Follow us for a moment: your digital product is a lego castle made of many lego pieces.

Scenario one - no design system

You build your castle from a big, messy pile of pieces, on the go.

Pros:

You get to start building immediately, and you might enjoy the thrill of this adventurous process!

Cons:

  • No traceability of what pieces you used to build the castle (aka, the user interface and experience).
  • Different teams working on different areas will yield disparate results.
  • Higher risk of inconsistencies and dilution of your brand when transferring tasks from one team/freelancer to another, for example, from UX to UI.
  • Inconsistencies in design sprints can be fatal to your product’s integrity, performance, and, ultimately, market adoption.

As we can see, this first scenario is less than optimal.

Scenario two - with a design system

Before kicking in the building phase, you take a step back and deconstruct the finished product (your user interface) into building blocks.

You organize all of these elements into a coherent system so that your castle builders (the engineering team) can build with clarity and confidence.

Then, your team starts building the castle.

Pros:

  • Everyone within and outside of your organization can jump in and participate in building, with very light onboarding effort.
  • You’re sure that all output is compliant with the brand identity and design principles, which makes it comparable and transferrable from one team to another.
  • The user experience is cohesive across platforms, products, and time.
  • You’ve made it easy for your teams to adapt to change and evolve the product through new features and updates.

The caveat:

Taking the time to build a proper and thorough design system might take longer than you planned. However, in the grand scheme of things, this isn’t a sunk cost but an investment into building future-proof foundations for your business.

Future-proof foundations

Scenario two might seem to be an unnecessary detour. It is a powerful (and, we believe, necessary) step to ensure your team works coherently, and with clarity, allowing them to deliver at a much greater speed.

Not only that, a Design System ensures that your product maintains stability through the ebbs and flows of its growth process. Your product is bound to evolve with time. Building a future-proof foundation ensures that, whatever form your product takes, it always stays consistent with the core of your brand.
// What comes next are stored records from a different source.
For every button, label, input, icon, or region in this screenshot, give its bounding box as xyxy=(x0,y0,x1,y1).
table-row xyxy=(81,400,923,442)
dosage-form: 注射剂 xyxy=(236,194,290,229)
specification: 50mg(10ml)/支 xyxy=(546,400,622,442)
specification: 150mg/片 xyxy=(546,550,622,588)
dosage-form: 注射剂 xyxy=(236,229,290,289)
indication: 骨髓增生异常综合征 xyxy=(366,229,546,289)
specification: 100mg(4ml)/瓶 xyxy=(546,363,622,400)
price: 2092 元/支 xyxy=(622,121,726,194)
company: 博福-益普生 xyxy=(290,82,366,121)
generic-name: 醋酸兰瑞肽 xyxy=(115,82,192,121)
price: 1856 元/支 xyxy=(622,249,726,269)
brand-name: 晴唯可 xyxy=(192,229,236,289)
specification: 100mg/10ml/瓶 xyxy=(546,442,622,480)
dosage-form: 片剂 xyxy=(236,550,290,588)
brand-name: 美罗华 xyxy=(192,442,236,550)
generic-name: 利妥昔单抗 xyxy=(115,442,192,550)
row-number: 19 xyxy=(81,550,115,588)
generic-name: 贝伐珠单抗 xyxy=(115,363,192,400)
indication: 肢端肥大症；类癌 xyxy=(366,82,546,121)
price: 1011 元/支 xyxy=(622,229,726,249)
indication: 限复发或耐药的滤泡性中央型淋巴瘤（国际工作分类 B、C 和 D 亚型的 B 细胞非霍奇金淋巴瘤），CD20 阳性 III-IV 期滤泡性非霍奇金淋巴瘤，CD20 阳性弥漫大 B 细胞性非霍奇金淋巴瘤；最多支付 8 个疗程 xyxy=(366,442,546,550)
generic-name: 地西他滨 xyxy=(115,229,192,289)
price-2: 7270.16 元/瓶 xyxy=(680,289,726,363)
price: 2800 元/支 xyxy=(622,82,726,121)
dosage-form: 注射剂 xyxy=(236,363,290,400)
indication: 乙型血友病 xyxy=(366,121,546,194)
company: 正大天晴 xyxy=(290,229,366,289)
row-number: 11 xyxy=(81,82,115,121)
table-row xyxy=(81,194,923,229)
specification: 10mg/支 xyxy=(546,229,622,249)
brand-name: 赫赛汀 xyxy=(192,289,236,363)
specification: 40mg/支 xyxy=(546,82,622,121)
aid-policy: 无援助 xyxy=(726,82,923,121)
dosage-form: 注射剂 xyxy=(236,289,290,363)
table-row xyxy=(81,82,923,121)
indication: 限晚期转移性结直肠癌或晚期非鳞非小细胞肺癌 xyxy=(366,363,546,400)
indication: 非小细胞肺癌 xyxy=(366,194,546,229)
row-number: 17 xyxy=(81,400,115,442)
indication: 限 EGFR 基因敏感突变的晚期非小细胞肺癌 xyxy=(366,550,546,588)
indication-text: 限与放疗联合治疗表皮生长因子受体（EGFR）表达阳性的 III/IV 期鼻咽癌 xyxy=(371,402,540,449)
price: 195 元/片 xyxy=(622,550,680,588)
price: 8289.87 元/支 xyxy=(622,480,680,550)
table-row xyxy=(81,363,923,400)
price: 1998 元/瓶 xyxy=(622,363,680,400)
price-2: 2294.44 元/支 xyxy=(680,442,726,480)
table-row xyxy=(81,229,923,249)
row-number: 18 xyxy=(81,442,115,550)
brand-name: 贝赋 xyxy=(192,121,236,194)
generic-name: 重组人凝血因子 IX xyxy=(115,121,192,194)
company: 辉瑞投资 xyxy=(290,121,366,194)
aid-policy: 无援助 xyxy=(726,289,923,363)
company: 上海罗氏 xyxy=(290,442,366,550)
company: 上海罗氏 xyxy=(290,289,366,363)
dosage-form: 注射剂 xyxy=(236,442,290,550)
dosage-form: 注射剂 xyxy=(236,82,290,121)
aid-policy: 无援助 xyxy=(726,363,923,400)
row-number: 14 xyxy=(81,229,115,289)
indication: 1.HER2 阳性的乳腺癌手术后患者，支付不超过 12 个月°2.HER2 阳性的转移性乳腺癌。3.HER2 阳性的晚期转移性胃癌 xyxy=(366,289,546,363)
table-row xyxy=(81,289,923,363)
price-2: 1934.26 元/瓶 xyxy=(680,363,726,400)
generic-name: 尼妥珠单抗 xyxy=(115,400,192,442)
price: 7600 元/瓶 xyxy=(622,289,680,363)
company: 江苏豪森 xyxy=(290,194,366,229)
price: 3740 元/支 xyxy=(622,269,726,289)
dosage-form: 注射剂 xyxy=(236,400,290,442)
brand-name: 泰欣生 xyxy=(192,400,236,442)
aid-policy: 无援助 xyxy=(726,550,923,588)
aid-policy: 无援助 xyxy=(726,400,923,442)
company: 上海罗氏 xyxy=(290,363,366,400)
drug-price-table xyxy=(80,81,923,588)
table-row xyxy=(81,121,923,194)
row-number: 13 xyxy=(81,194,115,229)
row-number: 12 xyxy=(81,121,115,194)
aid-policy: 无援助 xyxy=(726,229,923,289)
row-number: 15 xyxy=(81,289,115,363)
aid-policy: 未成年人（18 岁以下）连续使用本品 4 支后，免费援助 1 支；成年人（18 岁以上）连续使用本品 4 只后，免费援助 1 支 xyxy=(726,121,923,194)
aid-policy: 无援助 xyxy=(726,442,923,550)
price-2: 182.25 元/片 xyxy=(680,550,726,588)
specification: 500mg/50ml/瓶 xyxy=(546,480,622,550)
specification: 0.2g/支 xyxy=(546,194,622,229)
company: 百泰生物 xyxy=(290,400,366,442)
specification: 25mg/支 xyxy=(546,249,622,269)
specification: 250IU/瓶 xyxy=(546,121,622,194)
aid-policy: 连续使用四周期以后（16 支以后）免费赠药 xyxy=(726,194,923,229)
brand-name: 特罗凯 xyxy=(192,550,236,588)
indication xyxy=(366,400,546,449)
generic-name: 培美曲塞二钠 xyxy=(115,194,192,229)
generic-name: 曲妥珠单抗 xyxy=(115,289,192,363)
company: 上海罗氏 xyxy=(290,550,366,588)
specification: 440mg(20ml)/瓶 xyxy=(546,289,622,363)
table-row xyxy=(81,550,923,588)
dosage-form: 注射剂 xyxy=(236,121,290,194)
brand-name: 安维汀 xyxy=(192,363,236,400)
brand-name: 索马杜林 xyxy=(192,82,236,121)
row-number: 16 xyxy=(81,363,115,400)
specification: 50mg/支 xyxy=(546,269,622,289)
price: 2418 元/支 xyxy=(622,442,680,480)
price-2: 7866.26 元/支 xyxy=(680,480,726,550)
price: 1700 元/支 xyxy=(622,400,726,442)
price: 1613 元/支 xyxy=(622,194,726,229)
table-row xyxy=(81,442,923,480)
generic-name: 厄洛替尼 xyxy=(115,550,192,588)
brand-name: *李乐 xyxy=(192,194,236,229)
Design systems provide a convenient, centralized, and evolving map of a brand’s known product territories with directional pointers to help you explore new regions.
Chris Messina | ex-Uber

Consistency is key to creating and maintaining a strong relationship with your users. Further down the road, when you realize that all product features you’ve released over time were consistent, and in integrity with your brand design principles, you’ll be happy to have allocated time to creating a solid Design System to start it all.